Running a restaurant can be a complicated affair. One issue that restaurant managers must deal with is that of inventory. Inventory management is an important part of determining whether a restaurant is profitable. One construct, called food inventory turnover, allows restaurants to calculate some important aspects about inventory and thereby can help restaurants make important inventory decisions.
Restaurant food inventory turnover is mathematically defined as a restaurant’s food cost for a given period divided by the average inventory value for that period. The food cost for a certain period is not to be confused with the revenue; the food cost is how much the restaurant spent on food that was later consumed by customers. For example, assume your small restaurant keeps an average of $1,000 worth of food in its inventory and customers consumed $5,000 worth of food last month. Then your food inventory turnover is 5000/1000, or five turns.

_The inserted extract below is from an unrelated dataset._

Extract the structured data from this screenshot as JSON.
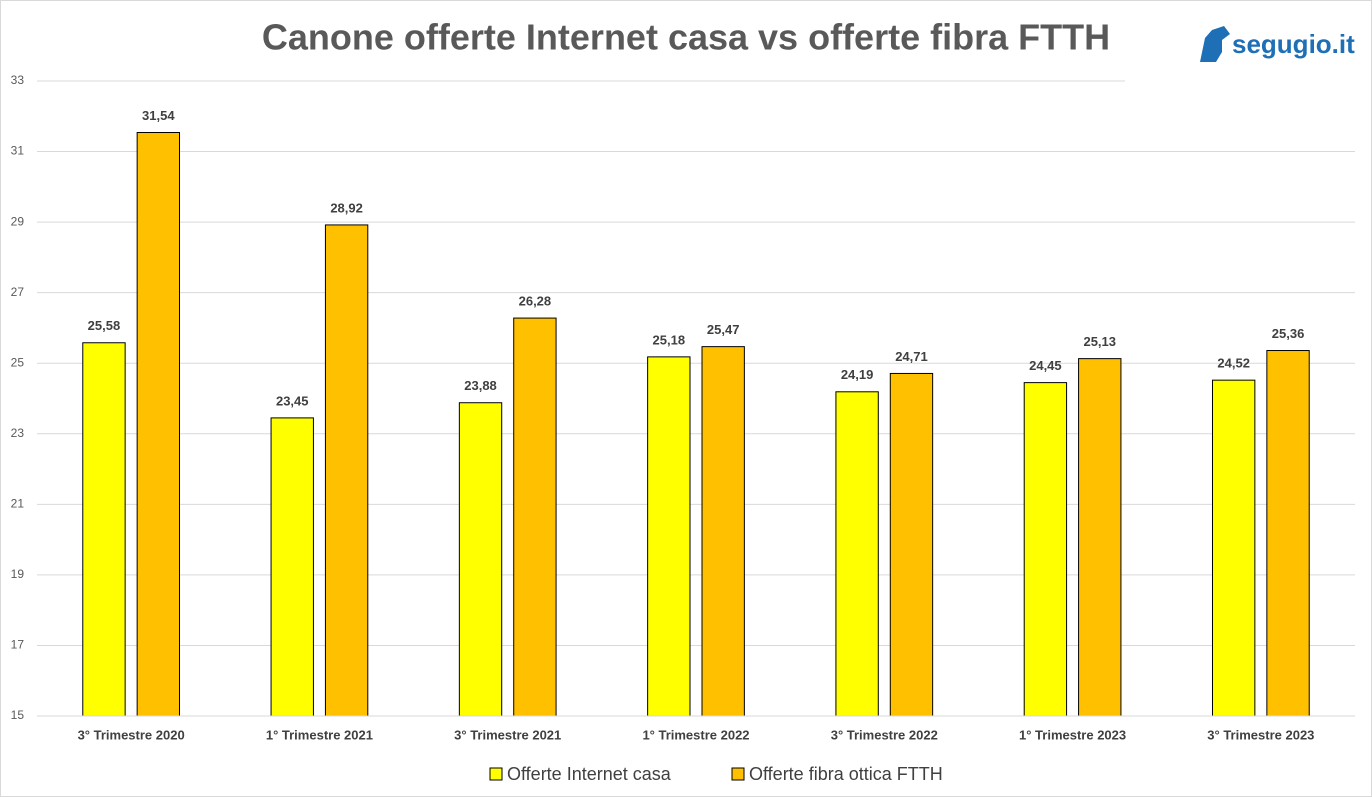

The idea of a restaurant food inventory turnover is to easily understand how often inventory is replaced in a given time period. Without such a calculation, it would be very difficult to determine this, as restaurants usually serve a variety of food. Not all of the food in a restaurant’s inventory comes from the same place, making it difficult to know how often the inventory is replaced. In the previous example, we found that the food inventory turnover was five turns. This means that every month, the restaurant is replacing its inventory five times overall.
A restaurant’s food inventory turnover is important for many reasons. First, it allows a restaurant to keep track of how fast it is selling the food in its inventory. A food inventory turnover allows the restaurant managers to make decisions regarding how much inventory should be kept on hand in the restaurant. Second, a food inventory turnover can explain how fresh the food in a restaurant is. A higher inventory turnover implies less chance of spoiled food that the restaurant must dispose of. Lastly, food inventory turnovers that seem odd can help a restaurant know when to investigate and reanalyze its food storage methods. For example, food inventory turnovers that are abnormally high may indicate that employees are stealing or eating some of the inventory.
A restaurant can also use its food inventory turnover for a given period to understand its performance. If the management of a restaurant knows the restaurant’s employees are not poaching food and that food is not going to waste, the food inventory turnover is a good indicator of restaurant performance. In addition, if food inventory turnover is analyzed for each item sold in the restaurant, the restaurant can know which dishes are the best sellers.